Deal Sourcing
Deal sourcing is the process of originating and accessing investment opportunities through networks, outreach, and proprietary channels.
Allocator relevance: A primary driver of differentiated access and the quality of the opportunity set available to a manager.
Expanded Definition
Sourcing is the front end of the investment process: where opportunities come from and why a manager sees them. Proprietary sourcing can create access to better pricing, earlier entry, or less competitive processes. Weak sourcing can lead to “auction deals” where returns depend more on leverage and market conditions than edge.
In allocator evaluation, sourcing quality is tested by evidence: repeatable origin channels, reference checks, and a track record that supports the claimed edge.
How It Works in Practice
Managers source through founder networks, intermediaries, industry relationships, inbound interest, and thematic research. They may run systematic outreach or rely on relationships. The key is whether sourcing produces opportunities that fit the mandate and lead to high-quality underwriting.

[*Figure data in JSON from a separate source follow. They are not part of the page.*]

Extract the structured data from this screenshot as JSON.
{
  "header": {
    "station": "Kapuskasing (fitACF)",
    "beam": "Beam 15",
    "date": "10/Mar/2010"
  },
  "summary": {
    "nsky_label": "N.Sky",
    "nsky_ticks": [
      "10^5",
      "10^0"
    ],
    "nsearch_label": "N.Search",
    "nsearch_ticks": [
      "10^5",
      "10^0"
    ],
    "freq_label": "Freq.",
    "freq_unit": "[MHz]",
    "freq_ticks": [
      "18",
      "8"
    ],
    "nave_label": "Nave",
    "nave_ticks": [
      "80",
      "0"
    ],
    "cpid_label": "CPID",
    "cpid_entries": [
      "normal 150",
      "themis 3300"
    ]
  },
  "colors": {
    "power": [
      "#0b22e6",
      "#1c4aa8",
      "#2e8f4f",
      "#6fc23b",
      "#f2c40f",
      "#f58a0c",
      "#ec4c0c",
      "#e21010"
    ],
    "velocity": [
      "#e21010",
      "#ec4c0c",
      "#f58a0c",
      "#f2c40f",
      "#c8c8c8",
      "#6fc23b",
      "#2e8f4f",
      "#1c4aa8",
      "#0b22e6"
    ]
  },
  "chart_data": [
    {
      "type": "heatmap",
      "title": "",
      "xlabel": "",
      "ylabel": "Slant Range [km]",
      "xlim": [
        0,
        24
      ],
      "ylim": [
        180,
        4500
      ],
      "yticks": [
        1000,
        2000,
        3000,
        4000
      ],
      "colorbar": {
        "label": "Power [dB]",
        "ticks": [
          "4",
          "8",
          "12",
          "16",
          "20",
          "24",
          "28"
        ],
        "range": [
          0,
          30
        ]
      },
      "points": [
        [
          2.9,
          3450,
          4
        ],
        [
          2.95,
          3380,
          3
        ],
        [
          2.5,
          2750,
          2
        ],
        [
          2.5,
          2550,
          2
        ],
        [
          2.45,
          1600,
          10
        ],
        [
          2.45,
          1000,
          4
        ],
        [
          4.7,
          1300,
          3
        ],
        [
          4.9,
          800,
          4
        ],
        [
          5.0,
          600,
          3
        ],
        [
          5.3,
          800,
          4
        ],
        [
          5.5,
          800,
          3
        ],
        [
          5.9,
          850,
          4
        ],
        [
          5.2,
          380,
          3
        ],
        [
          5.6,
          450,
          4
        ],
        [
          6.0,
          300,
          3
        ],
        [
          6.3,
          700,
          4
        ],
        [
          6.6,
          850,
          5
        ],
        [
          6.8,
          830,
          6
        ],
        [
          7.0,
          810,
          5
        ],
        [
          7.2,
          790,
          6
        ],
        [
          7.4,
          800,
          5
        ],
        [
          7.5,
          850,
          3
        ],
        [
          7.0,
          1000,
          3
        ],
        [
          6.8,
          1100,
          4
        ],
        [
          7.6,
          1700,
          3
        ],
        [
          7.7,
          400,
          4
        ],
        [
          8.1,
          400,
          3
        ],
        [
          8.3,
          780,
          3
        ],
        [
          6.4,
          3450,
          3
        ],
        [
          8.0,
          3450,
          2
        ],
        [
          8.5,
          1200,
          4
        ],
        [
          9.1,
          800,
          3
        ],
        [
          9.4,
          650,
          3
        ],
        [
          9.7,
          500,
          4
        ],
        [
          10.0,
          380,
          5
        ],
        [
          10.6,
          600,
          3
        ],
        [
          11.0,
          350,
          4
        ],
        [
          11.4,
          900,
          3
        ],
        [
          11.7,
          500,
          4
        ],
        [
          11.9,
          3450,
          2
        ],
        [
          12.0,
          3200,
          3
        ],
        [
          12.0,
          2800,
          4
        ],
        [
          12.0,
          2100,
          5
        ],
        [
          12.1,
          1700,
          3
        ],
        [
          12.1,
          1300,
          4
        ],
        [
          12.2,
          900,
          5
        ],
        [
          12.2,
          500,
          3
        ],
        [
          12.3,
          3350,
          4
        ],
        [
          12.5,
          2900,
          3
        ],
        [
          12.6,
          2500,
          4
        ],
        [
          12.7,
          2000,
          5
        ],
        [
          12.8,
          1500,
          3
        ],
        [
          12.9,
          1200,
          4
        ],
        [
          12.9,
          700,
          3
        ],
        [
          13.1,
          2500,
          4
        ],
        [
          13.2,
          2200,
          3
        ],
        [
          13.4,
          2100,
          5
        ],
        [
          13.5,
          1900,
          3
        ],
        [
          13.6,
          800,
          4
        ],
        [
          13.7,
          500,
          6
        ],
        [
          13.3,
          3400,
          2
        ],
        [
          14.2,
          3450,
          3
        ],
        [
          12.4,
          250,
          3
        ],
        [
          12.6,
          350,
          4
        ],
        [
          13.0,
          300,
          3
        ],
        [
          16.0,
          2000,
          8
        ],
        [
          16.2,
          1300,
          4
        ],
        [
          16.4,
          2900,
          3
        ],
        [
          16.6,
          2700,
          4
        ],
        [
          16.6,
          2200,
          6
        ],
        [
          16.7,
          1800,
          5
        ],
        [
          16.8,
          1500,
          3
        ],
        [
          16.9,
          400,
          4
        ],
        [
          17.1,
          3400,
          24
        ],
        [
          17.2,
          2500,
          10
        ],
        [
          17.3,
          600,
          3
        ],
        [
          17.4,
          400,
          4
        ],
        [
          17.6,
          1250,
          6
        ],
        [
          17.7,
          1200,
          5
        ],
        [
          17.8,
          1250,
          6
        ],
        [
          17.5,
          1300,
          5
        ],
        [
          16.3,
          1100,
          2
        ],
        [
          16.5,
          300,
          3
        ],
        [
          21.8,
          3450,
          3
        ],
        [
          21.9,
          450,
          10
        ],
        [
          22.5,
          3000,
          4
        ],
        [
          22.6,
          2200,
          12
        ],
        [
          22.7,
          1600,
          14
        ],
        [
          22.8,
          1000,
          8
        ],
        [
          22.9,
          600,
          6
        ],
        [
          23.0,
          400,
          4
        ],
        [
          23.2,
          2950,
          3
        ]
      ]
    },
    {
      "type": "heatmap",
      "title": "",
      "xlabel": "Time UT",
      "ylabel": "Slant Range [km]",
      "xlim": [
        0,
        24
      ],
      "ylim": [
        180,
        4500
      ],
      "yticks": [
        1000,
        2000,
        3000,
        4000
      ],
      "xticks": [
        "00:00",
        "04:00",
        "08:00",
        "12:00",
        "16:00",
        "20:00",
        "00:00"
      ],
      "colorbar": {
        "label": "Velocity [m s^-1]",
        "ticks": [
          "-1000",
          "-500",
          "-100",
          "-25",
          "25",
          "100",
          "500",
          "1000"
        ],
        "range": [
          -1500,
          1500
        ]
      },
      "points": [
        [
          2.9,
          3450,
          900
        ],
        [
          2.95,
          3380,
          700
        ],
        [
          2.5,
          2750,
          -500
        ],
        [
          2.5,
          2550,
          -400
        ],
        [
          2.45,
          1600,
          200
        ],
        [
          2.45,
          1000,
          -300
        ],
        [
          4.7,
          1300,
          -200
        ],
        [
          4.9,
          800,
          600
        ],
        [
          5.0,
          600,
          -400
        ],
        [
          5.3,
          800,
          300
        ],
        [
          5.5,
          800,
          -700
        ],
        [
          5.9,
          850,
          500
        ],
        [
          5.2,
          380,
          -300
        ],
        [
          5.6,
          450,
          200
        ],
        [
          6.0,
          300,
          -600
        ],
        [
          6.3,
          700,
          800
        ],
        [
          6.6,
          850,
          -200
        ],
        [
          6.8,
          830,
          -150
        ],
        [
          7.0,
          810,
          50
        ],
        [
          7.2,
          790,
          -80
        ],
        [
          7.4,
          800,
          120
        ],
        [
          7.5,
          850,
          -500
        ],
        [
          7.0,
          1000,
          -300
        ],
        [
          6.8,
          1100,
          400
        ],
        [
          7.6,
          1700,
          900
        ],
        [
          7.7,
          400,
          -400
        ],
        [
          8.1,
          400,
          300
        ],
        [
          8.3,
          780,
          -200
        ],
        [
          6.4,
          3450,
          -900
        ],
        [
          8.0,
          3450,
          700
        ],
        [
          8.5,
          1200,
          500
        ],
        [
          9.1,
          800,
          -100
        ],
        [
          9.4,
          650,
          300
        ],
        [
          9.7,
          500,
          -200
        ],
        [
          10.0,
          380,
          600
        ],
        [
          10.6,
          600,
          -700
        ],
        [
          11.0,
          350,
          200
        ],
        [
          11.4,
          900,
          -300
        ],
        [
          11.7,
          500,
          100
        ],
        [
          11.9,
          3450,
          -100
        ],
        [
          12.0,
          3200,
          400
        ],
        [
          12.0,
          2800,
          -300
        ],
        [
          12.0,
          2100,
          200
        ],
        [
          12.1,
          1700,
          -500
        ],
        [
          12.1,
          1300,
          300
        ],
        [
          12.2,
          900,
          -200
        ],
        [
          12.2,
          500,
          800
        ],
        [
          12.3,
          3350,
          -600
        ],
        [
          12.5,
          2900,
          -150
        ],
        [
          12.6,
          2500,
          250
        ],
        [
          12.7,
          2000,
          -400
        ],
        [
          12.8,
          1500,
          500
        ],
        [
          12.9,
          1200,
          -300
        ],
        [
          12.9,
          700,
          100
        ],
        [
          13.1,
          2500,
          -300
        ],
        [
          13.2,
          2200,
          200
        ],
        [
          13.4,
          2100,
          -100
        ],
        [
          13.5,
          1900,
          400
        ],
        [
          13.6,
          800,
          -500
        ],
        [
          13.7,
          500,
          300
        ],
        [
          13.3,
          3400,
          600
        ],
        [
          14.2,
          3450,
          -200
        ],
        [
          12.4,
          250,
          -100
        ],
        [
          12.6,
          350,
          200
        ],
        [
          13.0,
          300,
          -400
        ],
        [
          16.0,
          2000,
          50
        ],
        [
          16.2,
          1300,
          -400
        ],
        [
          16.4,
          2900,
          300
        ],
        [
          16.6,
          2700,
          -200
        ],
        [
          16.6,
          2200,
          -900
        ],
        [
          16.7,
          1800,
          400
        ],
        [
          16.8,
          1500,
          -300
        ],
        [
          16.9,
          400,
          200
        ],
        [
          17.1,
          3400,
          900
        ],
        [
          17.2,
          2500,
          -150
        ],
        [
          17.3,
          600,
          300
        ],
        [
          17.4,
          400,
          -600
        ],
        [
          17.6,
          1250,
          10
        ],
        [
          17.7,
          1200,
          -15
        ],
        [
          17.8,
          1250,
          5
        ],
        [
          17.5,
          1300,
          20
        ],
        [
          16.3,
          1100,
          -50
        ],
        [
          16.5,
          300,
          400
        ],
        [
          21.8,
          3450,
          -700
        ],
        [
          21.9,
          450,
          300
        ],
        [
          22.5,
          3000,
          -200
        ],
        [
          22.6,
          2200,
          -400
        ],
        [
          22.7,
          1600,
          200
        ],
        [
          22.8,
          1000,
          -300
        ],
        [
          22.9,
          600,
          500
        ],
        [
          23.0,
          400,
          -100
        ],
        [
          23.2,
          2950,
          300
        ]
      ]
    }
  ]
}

Decision Authority and Governance
Governance ensures sourcing activity aligns with mandate constraints and that conflicts (e.g., referral incentives, affiliated intermediaries) are disclosed and managed. Strong sourcing also requires discipline to avoid “opportunity drift.”
Common Misconceptions
- Sourcing equals deal flow volume.
- Proprietary sourcing can’t be validated.
- Strong sourcing removes the need for underwriting rigor.
Key Takeaways
- Sourcing determines access; underwriting determines outcomes.
- Proprietary channels can improve pricing and selectivity.
- Evidence and repeatability matter more than claims.